Le générique de "La Bataille, la malédiction de l'île" sur TFX. - © vidéo : TFX / photo : CECILIA LERER / AH PROD ! / TF1
Après une saison 10 de "La Villa des coeurs brisés" riche en émotion, TFX a lancé une toute nouvelle télé-réalité intitulée "La Bataille, la malédiction de l'île", le 10 novembre 2025. 20 candidats divisés en 10 binômes se sont envolés pour l'Indonésie afin de relever le défi de ce nouveau programme d'aventure. Parmi eux, les téléspectateurs ont eu la surprise de retrouver Christophe, 24 ans après sa victoire aux côtés de Loana dans la première saison de "Loft Story". Ce dernier est venu accompagné de son fils Matis, 22 ans, qu'il a eu avec Julie, candidate rencontrée dans le jeu culte de M6. Malheureusement, cette aventure n'aura pas duré longtemps pour le père et le fils, puisqu'ils ont été les premiers candidats à être éliminés. Leur départ a été diffusé ce mercredi 19 novembre. Lors d'une interview accordée à Puremédias, Christophe s'est confié sur ce retour aux sources.

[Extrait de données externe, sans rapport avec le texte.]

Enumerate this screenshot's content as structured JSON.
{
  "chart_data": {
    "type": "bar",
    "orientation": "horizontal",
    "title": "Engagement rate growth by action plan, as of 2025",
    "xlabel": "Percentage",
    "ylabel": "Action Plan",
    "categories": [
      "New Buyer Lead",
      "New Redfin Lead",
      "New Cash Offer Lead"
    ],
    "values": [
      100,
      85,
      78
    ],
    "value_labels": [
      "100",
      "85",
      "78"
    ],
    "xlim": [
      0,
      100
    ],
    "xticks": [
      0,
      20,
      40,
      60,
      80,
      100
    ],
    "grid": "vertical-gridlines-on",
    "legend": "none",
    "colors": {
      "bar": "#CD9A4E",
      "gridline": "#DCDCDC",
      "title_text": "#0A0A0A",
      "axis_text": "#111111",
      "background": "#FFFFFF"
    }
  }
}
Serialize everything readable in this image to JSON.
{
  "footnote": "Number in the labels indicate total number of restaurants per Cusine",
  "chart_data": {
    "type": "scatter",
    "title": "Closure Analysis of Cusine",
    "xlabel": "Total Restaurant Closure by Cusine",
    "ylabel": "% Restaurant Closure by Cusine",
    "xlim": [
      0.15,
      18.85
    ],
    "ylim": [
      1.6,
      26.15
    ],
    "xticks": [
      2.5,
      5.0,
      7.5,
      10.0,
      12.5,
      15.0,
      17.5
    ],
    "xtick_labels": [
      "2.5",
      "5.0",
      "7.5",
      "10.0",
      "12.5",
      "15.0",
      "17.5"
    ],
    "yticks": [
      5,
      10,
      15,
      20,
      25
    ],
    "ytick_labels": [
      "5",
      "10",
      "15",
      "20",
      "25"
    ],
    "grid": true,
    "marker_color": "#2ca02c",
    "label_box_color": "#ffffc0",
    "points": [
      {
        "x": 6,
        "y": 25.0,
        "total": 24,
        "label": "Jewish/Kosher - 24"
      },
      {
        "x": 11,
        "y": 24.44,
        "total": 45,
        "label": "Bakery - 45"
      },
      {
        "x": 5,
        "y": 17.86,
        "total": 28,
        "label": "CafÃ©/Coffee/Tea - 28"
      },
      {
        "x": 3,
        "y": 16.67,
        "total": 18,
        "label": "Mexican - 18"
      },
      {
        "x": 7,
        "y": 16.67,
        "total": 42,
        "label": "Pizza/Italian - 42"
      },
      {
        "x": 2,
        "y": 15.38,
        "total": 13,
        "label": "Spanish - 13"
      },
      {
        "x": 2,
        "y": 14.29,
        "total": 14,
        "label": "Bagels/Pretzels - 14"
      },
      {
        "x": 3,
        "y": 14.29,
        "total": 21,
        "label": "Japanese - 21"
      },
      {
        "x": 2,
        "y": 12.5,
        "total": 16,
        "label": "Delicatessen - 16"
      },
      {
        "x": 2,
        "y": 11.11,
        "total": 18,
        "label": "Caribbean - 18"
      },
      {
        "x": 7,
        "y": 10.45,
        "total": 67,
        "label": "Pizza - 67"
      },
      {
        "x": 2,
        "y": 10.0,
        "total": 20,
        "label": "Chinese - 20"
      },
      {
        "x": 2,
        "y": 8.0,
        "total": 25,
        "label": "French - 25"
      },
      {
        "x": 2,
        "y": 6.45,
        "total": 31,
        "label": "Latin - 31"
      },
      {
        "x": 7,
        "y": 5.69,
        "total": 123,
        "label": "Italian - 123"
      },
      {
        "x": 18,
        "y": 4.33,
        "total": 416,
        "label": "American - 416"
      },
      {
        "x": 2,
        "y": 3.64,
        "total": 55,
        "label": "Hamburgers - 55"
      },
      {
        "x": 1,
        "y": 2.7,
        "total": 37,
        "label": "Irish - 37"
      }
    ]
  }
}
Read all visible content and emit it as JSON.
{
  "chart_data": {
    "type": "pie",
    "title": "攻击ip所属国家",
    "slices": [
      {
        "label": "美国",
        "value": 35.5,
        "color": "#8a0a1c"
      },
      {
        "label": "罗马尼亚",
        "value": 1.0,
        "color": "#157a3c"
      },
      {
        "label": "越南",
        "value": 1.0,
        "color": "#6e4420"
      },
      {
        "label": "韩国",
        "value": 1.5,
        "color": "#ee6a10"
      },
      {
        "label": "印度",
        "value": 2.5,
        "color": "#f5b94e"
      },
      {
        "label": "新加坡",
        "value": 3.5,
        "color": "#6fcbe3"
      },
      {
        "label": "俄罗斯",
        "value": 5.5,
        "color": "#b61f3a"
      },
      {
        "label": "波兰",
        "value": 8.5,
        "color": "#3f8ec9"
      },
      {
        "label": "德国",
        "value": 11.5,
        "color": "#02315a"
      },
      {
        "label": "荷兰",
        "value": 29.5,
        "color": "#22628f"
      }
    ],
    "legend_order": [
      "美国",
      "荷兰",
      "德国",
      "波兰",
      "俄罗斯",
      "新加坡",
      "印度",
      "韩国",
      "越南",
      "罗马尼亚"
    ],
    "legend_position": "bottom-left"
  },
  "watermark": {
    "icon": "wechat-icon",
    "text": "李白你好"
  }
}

Propos recueillis par Mathis Ferrut
Puremédias : Pourquoi avez-vous accepté de faire votre retour en télé-réalité quasiment 25 ans après "Loft Story" ?Christophe : Je n'ai pas pensé au fait que ce soit une télé-réalité. J'ai pensé à l'aventure. On a voulu m'envoyer avec mon fils à l'autre bout du monde faire une émission de survie... Ça, c'est génial !
Vous avez mis du temps avant d'accepter ?On a hésité. On en a parlé en famille parce qu'on prend toujours les décisions à plusieurs. Julie a un gros boulot aujourd'hui, donc on a dû réfléchir aux possibles conséquences dues aux réseaux sociaux. Aujourd'hui, ce n'est pas comme à notre époque avec le "Loft". Franchement, c'est difficilement refusable, c'est quand même génialissime. Pour nous, c'est un truc à faire en tant que père et fils. Donc non, on n'a pas dit oui immédiatement. On s'est concerté à quatre, et quand la décision a été prise, on s'est lancé à fond.
Justement, les réseaux sociaux, ça vous faisait peur ?Ça faisait un peu peur, mais après, je nous connais avec mon fils. Nous sommes des gens gentils, donc je ne vois pas ce qu'on allait pouvoir faire ou dire qui allait faire en sorte qu'on prenne la foudre. De toute façon, moi maintenant, j'ai 48 ans, lui, il est jeune, il vit avec ça, c'est beaucoup moins problématique qu'il y a 25 ans.
Et puis vous, il y a 25 ans, vous avez déjà connu un sacré déferlement médiatique...C'était fou et heureusement qu'il n'y avait pas Internet à l'époque parce que ça aurait été compliqué. C'est pour ça que j'avais un peu peur pendant toutes ces années. Aujourd'hui, je ne vais pas vous mentir, je m'en fiche un peu plus.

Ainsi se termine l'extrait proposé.